On the 18th Mr. Back and Mr. Wentzel set out for Fort Providence accompanied by Beauparlant, Belanger, and two Indians, Akaiyazza and Tholezzeh, with their wives, the Little Forehead and the Smiling Marten. Mr. Back had volunteered to go and make the necessary arrangements for transporting the stores we expected from Cumberland House and to endeavour to obtain some additional supplies from the establishments at Slave Lake. If any accident should have prevented the arrival of our stores and the establishments at Moose-Deer Island should be unable to supply the deficiency he was, if he found himself equal to the task, to proceed to Chipewyan. Ammunition was essential to our existence and a considerable supply of tobacco was also requisite, not only for the comfort of the Canadians, who use it largely and had stipulated for it in their engagements, but also as a means of preserving the friendship of the Indians. Blankets, cloth, and iron-work were scarcely less indispensable to equip our men for the advance next season.
Mr. Wentzel accompanied Mr. Back to assist him in obtaining from the traders, on the score of old friendship, that which they might be inclined to deny to our necessities. I forwarded by them letters to the Colonial Office and Admiralty detailing the proceedings of the Expedition up to this period.

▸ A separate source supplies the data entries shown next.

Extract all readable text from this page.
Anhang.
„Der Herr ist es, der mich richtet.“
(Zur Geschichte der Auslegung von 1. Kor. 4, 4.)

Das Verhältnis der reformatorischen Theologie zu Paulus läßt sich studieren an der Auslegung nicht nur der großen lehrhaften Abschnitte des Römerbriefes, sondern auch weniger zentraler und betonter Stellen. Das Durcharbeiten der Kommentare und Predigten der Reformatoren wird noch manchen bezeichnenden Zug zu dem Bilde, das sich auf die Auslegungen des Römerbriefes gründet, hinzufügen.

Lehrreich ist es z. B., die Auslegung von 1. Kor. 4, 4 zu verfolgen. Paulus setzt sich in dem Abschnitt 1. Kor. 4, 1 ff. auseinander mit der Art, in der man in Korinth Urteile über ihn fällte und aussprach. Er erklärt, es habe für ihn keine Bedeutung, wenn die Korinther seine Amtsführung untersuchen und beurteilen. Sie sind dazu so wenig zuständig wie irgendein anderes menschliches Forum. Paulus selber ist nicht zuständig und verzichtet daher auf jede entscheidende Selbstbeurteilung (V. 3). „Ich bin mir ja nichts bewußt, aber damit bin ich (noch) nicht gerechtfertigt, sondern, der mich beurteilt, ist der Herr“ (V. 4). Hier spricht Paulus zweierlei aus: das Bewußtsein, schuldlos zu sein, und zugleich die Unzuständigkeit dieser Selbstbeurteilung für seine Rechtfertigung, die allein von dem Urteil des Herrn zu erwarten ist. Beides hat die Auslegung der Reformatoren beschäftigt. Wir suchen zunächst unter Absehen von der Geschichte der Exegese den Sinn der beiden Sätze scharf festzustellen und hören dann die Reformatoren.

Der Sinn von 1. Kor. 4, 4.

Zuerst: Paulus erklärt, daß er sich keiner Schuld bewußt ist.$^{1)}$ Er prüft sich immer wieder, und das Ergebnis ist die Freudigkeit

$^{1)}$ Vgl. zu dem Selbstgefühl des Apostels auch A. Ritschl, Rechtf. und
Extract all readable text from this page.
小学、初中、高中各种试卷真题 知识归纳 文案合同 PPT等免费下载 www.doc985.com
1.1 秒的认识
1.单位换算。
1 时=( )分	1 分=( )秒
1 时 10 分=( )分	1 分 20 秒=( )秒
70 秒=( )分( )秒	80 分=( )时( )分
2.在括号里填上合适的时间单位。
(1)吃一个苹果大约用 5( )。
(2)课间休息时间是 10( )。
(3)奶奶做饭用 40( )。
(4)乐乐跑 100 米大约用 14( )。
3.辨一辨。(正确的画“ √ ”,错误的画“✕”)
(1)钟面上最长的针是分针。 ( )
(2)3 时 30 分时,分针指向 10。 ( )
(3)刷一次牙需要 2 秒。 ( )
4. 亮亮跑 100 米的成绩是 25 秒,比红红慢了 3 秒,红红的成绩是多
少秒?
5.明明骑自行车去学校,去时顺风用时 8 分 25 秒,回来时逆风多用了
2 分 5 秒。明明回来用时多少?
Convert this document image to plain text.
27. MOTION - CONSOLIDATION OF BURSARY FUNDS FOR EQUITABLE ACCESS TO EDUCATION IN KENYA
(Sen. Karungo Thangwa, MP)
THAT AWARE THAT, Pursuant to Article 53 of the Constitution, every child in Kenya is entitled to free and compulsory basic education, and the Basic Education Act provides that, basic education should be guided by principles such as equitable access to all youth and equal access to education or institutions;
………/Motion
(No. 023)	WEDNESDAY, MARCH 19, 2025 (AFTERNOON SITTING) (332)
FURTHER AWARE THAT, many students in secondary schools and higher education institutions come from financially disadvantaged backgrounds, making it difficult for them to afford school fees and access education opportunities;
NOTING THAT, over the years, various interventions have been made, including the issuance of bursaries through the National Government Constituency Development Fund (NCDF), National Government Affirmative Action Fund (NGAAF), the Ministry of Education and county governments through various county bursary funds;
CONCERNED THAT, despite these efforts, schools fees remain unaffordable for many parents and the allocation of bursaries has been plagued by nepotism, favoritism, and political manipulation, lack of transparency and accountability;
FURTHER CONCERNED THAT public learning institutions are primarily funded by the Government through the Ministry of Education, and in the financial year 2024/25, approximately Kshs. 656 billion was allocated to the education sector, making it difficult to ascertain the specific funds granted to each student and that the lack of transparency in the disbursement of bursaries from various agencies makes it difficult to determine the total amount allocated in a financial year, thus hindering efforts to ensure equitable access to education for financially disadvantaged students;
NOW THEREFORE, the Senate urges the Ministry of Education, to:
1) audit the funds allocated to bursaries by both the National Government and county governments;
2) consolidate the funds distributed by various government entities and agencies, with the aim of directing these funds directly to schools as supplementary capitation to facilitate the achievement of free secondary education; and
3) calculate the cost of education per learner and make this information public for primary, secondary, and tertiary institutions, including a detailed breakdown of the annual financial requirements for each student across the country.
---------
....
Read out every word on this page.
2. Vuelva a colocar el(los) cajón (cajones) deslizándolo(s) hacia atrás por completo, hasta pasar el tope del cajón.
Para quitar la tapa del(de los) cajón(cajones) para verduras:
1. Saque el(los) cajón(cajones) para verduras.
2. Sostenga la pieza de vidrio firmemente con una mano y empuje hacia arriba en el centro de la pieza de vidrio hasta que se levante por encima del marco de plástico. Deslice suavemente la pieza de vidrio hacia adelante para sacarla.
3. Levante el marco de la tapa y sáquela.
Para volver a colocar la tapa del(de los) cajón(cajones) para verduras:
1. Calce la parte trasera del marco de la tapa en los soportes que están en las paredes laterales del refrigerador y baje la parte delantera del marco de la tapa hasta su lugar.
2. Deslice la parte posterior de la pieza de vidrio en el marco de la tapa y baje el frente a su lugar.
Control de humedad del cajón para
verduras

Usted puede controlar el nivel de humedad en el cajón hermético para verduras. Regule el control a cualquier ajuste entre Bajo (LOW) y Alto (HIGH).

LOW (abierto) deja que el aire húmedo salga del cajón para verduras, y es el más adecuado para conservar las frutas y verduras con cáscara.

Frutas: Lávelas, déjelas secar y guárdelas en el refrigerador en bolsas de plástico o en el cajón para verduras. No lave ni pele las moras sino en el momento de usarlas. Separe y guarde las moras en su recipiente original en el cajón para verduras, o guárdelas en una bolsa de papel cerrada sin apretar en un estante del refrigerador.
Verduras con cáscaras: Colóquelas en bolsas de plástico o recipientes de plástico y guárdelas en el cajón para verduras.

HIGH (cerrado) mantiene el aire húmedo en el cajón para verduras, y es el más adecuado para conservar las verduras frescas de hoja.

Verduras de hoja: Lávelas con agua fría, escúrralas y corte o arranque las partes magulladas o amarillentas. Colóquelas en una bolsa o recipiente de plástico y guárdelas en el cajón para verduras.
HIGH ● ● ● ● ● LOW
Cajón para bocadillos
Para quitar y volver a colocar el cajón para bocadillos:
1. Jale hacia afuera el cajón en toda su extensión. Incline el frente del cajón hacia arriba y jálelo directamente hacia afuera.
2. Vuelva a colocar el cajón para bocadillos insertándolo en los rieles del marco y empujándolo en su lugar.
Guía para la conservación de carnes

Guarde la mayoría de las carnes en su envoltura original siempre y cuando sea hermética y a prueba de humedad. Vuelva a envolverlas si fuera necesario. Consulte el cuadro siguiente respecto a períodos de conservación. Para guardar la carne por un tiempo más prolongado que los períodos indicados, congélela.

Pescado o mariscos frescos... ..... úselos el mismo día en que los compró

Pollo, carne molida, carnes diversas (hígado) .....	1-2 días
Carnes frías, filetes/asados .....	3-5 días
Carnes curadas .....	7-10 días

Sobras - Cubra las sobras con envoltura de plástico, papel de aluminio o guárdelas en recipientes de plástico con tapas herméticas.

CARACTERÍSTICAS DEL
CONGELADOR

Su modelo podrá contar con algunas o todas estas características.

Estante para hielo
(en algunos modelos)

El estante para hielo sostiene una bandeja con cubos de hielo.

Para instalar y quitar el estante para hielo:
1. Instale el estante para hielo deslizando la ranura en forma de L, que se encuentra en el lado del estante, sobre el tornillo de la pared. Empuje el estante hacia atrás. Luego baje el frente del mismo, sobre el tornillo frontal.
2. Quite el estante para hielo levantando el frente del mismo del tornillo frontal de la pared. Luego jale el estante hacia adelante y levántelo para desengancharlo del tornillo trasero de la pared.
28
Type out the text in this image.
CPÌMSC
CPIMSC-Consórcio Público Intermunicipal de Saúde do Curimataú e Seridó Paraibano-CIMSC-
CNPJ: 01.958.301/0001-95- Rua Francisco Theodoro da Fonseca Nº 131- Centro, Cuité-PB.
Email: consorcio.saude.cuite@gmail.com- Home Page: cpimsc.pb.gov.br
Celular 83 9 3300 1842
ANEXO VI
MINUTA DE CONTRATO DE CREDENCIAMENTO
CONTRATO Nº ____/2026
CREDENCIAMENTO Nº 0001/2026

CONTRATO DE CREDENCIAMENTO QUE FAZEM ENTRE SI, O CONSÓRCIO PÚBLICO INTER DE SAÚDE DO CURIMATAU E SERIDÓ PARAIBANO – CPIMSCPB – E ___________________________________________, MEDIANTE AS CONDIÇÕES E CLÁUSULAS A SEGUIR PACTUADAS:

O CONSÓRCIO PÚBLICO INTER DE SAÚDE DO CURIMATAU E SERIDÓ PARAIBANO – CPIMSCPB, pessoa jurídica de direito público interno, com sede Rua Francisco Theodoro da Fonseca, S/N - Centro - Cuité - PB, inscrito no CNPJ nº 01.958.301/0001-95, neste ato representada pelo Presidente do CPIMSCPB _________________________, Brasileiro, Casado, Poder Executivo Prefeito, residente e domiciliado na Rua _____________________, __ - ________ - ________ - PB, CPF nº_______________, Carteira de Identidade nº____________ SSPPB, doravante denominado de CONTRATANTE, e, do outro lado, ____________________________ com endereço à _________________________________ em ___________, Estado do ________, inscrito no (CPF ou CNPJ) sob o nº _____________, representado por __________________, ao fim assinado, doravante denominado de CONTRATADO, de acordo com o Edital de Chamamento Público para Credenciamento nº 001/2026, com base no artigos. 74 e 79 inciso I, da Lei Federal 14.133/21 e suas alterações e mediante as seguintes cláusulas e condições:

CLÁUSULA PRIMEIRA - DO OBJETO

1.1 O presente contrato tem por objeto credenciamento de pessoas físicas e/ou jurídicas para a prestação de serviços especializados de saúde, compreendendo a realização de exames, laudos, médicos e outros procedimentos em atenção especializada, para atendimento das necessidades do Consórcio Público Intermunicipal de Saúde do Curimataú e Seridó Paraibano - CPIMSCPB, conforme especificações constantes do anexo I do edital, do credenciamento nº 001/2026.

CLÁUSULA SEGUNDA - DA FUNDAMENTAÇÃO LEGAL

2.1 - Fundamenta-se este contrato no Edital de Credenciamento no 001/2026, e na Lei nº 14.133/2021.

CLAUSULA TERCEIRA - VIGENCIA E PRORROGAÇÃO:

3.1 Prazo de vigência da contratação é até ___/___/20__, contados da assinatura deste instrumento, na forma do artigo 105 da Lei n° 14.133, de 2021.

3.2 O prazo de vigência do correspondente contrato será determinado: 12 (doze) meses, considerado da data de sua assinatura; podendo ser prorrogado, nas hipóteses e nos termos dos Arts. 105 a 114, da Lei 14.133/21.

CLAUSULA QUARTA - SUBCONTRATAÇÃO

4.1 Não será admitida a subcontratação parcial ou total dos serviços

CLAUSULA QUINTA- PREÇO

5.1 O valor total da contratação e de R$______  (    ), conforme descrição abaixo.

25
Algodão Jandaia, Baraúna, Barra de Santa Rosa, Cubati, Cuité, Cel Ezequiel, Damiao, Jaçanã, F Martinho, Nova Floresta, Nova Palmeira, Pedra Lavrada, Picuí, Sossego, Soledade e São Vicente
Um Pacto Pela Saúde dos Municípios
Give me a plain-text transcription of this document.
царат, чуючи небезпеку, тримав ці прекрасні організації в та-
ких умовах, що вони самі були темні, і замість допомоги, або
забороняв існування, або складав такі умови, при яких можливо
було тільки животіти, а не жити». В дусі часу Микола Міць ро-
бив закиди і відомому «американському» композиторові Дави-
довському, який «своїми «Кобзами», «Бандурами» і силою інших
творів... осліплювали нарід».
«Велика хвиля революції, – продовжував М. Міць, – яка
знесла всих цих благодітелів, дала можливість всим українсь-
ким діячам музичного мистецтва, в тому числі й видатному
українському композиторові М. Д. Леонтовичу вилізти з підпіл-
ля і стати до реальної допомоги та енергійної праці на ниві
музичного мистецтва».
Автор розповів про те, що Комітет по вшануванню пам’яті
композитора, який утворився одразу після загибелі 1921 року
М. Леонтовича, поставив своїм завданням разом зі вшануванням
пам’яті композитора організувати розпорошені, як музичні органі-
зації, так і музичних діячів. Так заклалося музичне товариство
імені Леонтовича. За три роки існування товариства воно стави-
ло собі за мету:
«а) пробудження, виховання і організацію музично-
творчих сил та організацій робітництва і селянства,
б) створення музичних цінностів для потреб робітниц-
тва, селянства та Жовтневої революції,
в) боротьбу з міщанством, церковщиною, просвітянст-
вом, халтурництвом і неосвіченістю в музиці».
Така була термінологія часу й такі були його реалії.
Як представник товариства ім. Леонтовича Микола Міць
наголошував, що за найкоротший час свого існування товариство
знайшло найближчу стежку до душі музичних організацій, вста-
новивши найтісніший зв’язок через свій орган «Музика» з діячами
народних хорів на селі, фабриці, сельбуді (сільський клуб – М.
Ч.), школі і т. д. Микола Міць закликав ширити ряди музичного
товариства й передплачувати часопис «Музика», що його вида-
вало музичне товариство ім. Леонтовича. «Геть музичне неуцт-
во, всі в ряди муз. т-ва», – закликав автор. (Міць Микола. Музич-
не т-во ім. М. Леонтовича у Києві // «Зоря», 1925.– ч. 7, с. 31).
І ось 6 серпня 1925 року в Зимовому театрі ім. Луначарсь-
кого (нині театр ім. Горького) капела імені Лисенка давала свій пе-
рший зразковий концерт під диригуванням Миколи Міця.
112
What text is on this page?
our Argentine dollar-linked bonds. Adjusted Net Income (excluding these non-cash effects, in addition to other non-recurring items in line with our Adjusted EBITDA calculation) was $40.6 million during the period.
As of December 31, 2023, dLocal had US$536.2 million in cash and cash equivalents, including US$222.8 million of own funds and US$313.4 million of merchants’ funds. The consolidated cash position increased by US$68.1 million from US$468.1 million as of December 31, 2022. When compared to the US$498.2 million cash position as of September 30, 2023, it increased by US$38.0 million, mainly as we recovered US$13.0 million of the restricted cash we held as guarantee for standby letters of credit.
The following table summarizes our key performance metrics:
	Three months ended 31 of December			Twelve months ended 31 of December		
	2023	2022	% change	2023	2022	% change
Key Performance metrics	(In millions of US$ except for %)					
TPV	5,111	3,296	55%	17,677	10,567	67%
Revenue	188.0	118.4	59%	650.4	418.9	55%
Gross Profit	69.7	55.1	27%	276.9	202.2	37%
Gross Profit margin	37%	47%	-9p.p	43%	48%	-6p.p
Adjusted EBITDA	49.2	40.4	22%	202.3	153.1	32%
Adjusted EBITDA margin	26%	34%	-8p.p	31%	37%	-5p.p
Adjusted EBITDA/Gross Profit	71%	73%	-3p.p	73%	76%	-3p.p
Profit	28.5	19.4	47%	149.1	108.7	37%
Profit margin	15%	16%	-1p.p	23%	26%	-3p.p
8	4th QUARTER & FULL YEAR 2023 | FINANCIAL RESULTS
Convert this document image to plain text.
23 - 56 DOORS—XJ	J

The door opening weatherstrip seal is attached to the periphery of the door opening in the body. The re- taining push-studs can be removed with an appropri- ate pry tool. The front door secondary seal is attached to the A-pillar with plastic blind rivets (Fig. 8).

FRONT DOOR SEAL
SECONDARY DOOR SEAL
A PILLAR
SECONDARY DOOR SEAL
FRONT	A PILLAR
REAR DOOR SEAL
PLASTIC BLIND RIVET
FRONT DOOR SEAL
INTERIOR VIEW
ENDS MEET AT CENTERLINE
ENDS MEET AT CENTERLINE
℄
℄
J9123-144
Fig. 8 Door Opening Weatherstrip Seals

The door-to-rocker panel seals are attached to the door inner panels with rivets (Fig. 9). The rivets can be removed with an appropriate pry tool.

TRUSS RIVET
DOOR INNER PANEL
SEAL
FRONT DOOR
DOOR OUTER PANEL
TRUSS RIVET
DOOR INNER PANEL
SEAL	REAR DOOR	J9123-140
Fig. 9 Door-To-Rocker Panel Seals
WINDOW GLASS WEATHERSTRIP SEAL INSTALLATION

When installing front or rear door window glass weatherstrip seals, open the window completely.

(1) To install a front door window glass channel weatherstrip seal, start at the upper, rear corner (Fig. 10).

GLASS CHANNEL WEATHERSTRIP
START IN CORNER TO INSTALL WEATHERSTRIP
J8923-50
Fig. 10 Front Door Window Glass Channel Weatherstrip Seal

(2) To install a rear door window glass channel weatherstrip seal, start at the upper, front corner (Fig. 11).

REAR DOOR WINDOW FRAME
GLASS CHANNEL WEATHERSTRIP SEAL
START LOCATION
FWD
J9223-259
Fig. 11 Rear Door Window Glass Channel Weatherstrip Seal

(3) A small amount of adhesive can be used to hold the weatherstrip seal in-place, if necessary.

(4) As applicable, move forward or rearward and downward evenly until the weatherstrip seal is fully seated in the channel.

On the 22nd we were surprised by a visit from a dog; the poor animal was in low condition and much fatigued. Our Indians discovered by marks on his ears that he belonged to the Dog-Ribs. This tribe, unlike the Chipewyans and Copper Indians, had preserved that useful associate of man although, from their frequent intercourse with the latter people, they were not ignorant of the prediction alluded to in a former page. One of our interpreters was immediately despatched with an Indian to endeavour to trace out the Dog-Ribs, whom he supposed might be concealed in the neighbourhood from their dread of the Copper Indians; although we had no doubt of their coming to us were they aware of our being here. The interpreter however returned without having discovered any traces of strange Indians, a circumstance which led us to conclude that the dog had strayed from his masters a considerable time before.
Towards the end of the month the men completed their house and took up their abode in it. It was thirty-four feet long and eighteen feet wide, was divided into two apartments and was placed at rightangles to the officers’ dwelling and facing the storehouse, the three buildings forming three sides of a quadrangle.
On the 26th Akaitcho and his party arrived, the hunting in this neighbourhood being terminated for the season by the deer having retired southward to the shelter of the woods.